There is an argument(like the medical profession?)to create and use your own language, then it can be clearly defined and at least the trained people can understand the trained people.
Except that the terms will leak out and the meanings will become diluted as more untrained people try to use parts of the language without the training.
We cannot afford to spend 5 years training our IT and Business staff in the use of a common language, the solution is to use terms and define them (constantly)I guess. For modelling systems the terms do need to be defined, otherwise we cannot verify or apply the models. If the definitions are to esoteric or contrary to popular usage, the model will fail in at least one of its aims – that of communication.
Cheers
Richard
Hi Richard
— “The perennial problem of understanding what others are saying!” – yep. 🙁 🙂
— “It is a problem for Health professionals (Doctors, consultants and Nurses)to know how to discuss a patient’s health with the patient!” – great example! (I come from a medical background – both my parents were general-practitioners, and my mother still has the BMJ delivered here each week – so I have a fair bit of first-hand experience of that point…)
— “Except that the terms will leak out and the meanings will become diluted as more untrained people try to use parts of the language without the training.” – that’s a whole suite of problems. The problem of ‘leakage’ of special-meanings that have been assigned to more generic terms is a huge one: the ‘special-meaning’ of the term ‘enterprise-architecture’ to mean the ‘the architecture of enterprise-wide IT’ is a particularly apposite point here.

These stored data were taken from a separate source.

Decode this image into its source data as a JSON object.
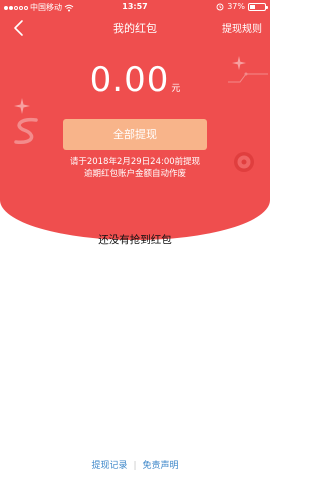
{
  "status_bar": {
    "carrier": "中国移动",
    "time": "13:57",
    "battery": "37%",
    "signal_dots_filled": 2,
    "signal_dots_total": 5
  },
  "navbar": {
    "title": "我的红包",
    "rules_label": "提现规则",
    "back_icon": "chevron-left-icon"
  },
  "balance": {
    "value": "0.00",
    "unit": "元"
  },
  "withdraw_button": {
    "label": "全部提现"
  },
  "notice": {
    "line1": "请于2018年2月29日24:00前提现",
    "line2": "逾期红包账户金额自动作废"
  },
  "empty_state": {
    "text": "还没有抢到红包"
  },
  "footer": {
    "records_link": "提现记录",
    "separator": "|",
    "disclaimer_link": "免责声明"
  },
  "colors": {
    "header_red": "#ef4e4e",
    "button_peach": "#f8b48a",
    "link_blue": "#3b86c9"
  }
}
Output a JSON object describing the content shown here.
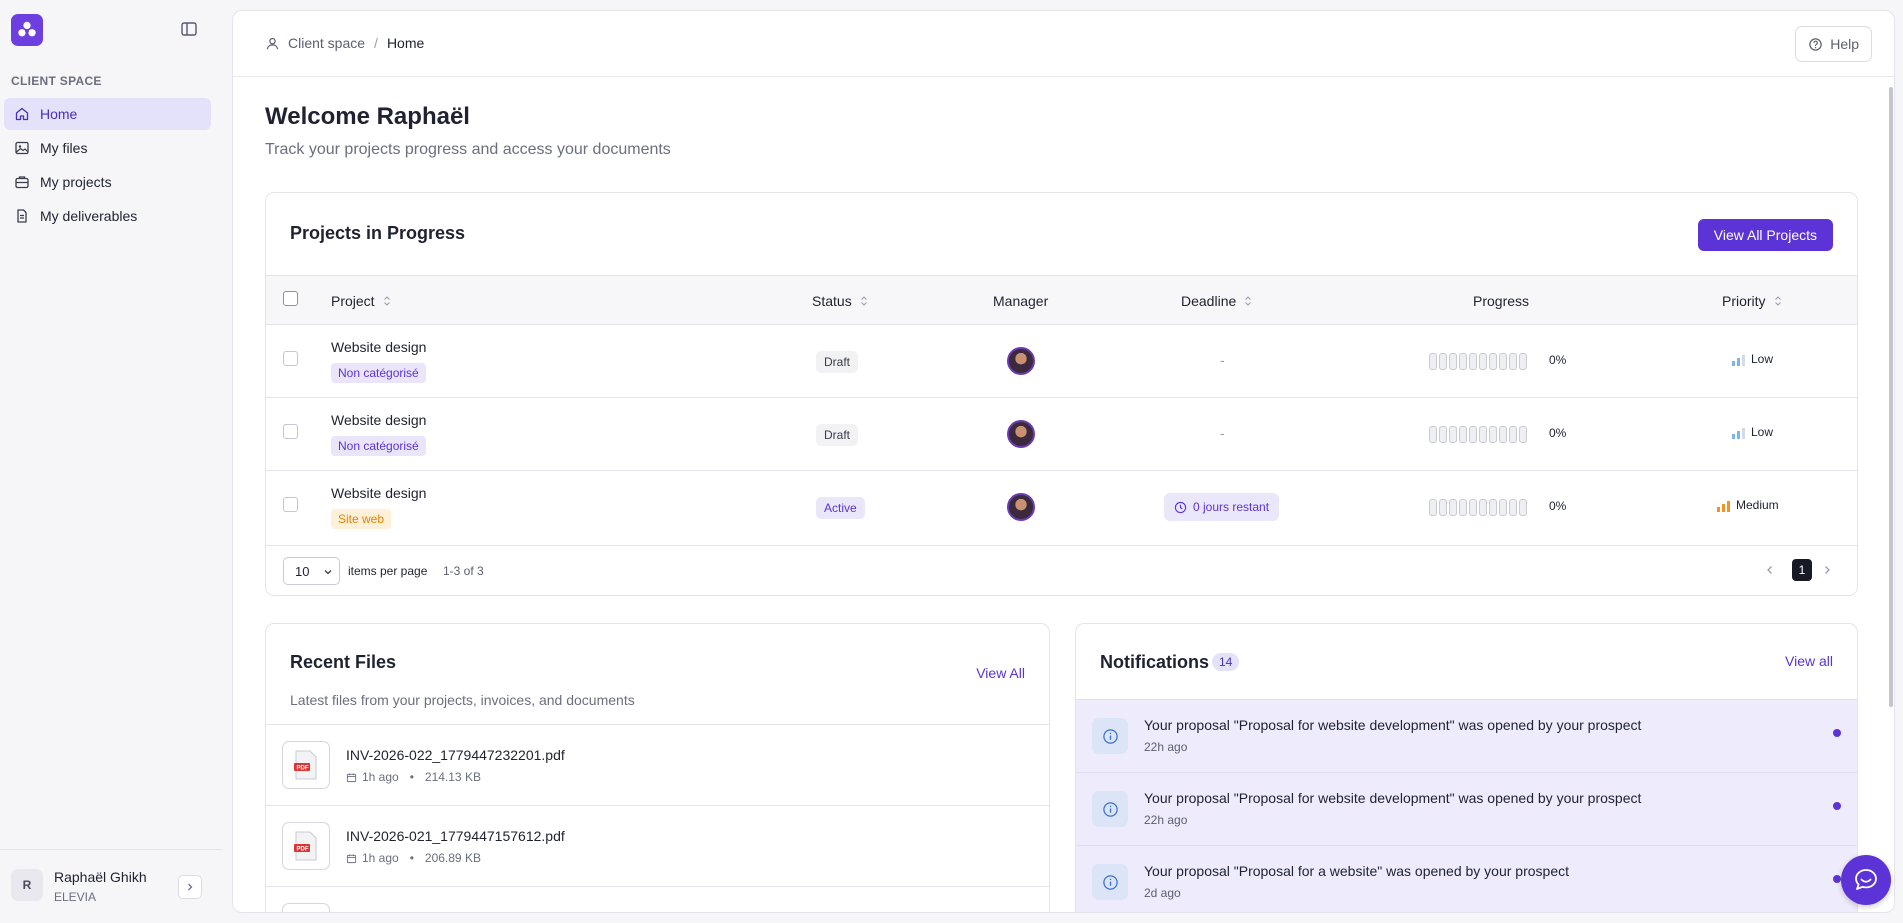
{
  "colors": {
    "accent": "#5b33d6",
    "nav_active_bg": "#e4e1fb",
    "priority_low": "#7fb4e8",
    "priority_medium": "#f39228"
  },
  "sidebar": {
    "section_label": "CLIENT SPACE",
    "items": [
      {
        "label": "Home",
        "icon": "home-icon",
        "active": true
      },
      {
        "label": "My files",
        "icon": "image-icon"
      },
      {
        "label": "My projects",
        "icon": "briefcase-icon"
      },
      {
        "label": "My deliverables",
        "icon": "document-icon"
      }
    ],
    "user": {
      "initial": "R",
      "name": "Raphaël Ghikh",
      "org": "ELEVIA"
    }
  },
  "topbar": {
    "breadcrumb": [
      "Client space",
      "Home"
    ],
    "separator": "/",
    "help_label": "Help"
  },
  "page": {
    "title": "Welcome Raphaël",
    "subtitle": "Track your projects progress and access your documents"
  },
  "projects": {
    "title": "Projects in Progress",
    "view_all_label": "View All Projects",
    "columns": {
      "project": "Project",
      "status": "Status",
      "manager": "Manager",
      "deadline": "Deadline",
      "progress": "Progress",
      "priority": "Priority"
    },
    "rows": [
      {
        "name": "Website design",
        "tag": "Non catégorisé",
        "status": "Draft",
        "deadline": "-",
        "progress": "0%",
        "priority": "Low"
      },
      {
        "name": "Website design",
        "tag": "Non catégorisé",
        "status": "Draft",
        "deadline": "-",
        "progress": "0%",
        "priority": "Low"
      },
      {
        "name": "Website design",
        "tag": "Site web",
        "status": "Active",
        "deadline": "0 jours restant",
        "progress": "0%",
        "priority": "Medium"
      }
    ],
    "per_page_value": "10",
    "per_page_label": "items per page",
    "range_label": "1-3 of 3",
    "current_page": "1"
  },
  "recent_files": {
    "title": "Recent Files",
    "subtitle": "Latest files from your projects, invoices, and documents",
    "view_all_label": "View All",
    "files": [
      {
        "name": "INV-2026-022_1779447232201.pdf",
        "time": "1h ago",
        "size": "214.13 KB"
      },
      {
        "name": "INV-2026-021_1779447157612.pdf",
        "time": "1h ago",
        "size": "206.89 KB"
      }
    ],
    "meta_separator": "•"
  },
  "notifications": {
    "title": "Notifications",
    "count": "14",
    "view_all_label": "View all",
    "items": [
      {
        "text": "Your proposal \"Proposal for website development\" was opened by your prospect",
        "time": "22h ago"
      },
      {
        "text": "Your proposal \"Proposal for website development\" was opened by your prospect",
        "time": "22h ago"
      },
      {
        "text": "Your proposal \"Proposal for a website\" was opened by your prospect",
        "time": "2d ago"
      }
    ]
  }
}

— “We cannot afford to spend 5 years training our IT and Business staff in the use of a common language, the solution is to use terms and define them (constantly)I guess.” – to me, that’s where ‘Foundation’ trainings such as TOGAF Foundation and Archimate Foundation do have real value, because they do ensure that people entering a new space have at least some understanding of special-terms and special-meanings, and, perhaps more important, that such ‘uncommon language’ is in use there. On “define then constantly”, perhaps see my post ‘The meaning of process‘.

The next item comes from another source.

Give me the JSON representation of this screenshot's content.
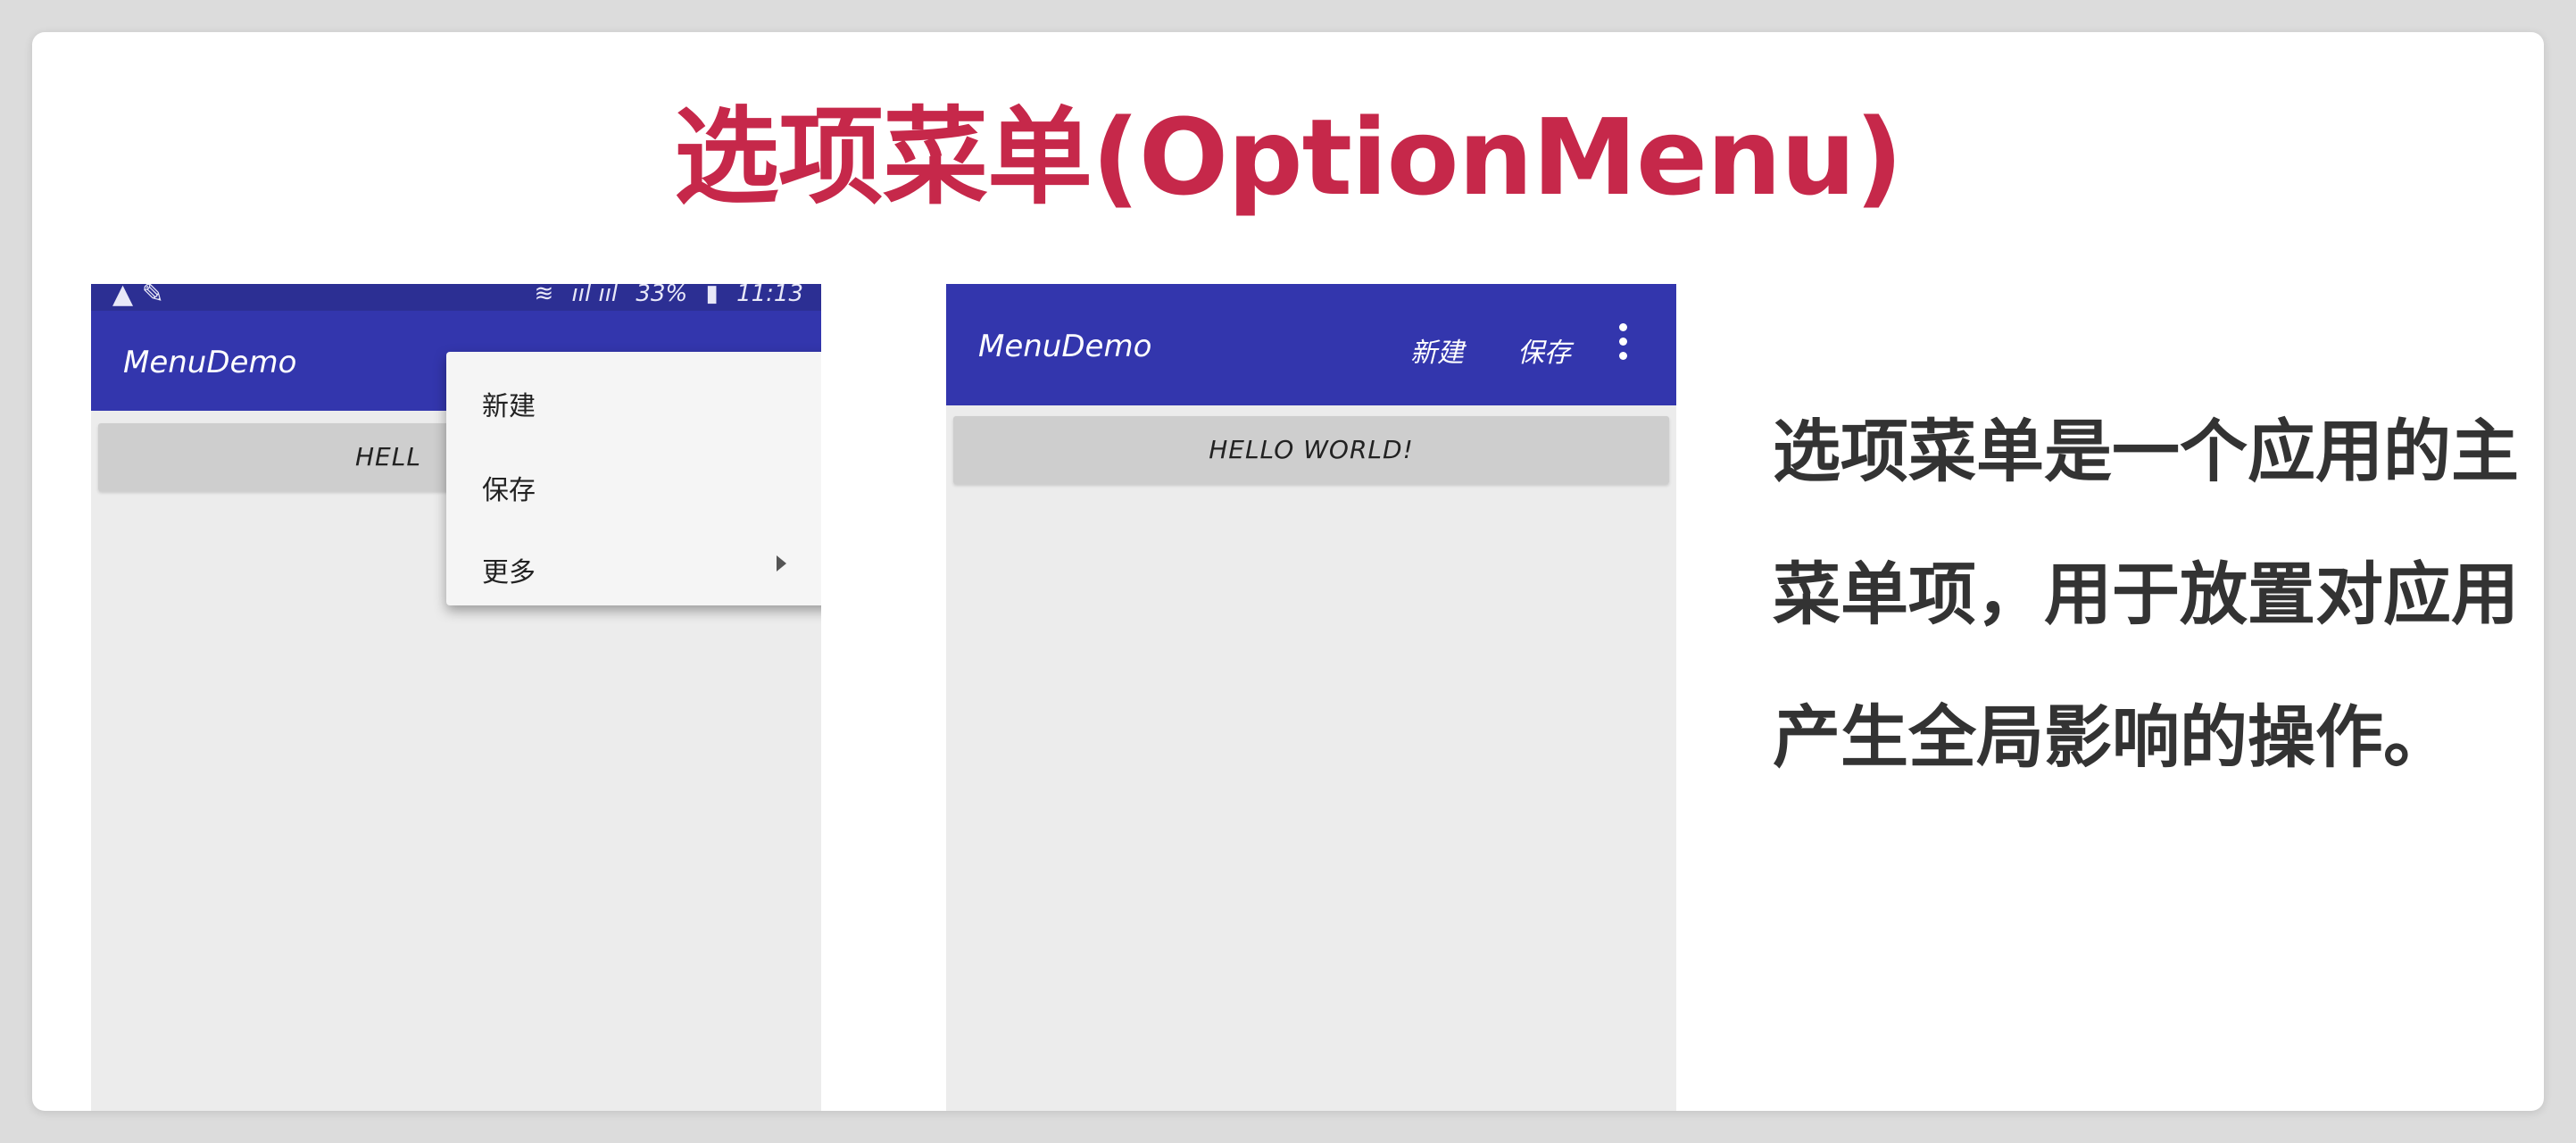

— “For modelling systems the terms do need to be defined, otherwise we cannot verify or apply the models. If the definitions are to esoteric or contrary to popular usage, the model will fail in at least one of its aims – that of communication.” – yes, that’s one of the huge wicked-problems we face: terminology is often necessarily ‘blurry’ or context-specific, but many model-types require it to be explicit, distinct and absolute. Hence why we need tools and model-types that either allow the blurriness, and/or at least allow us to add a rider to explain the special-meanings applied to any terms.
One of my former clients (Telstra, in Australia) maintained a ‘jargon-buster’ section on their intranet, specifically to tackle these issues. It’s a tactic I’d strongly recommend for use elsewhere.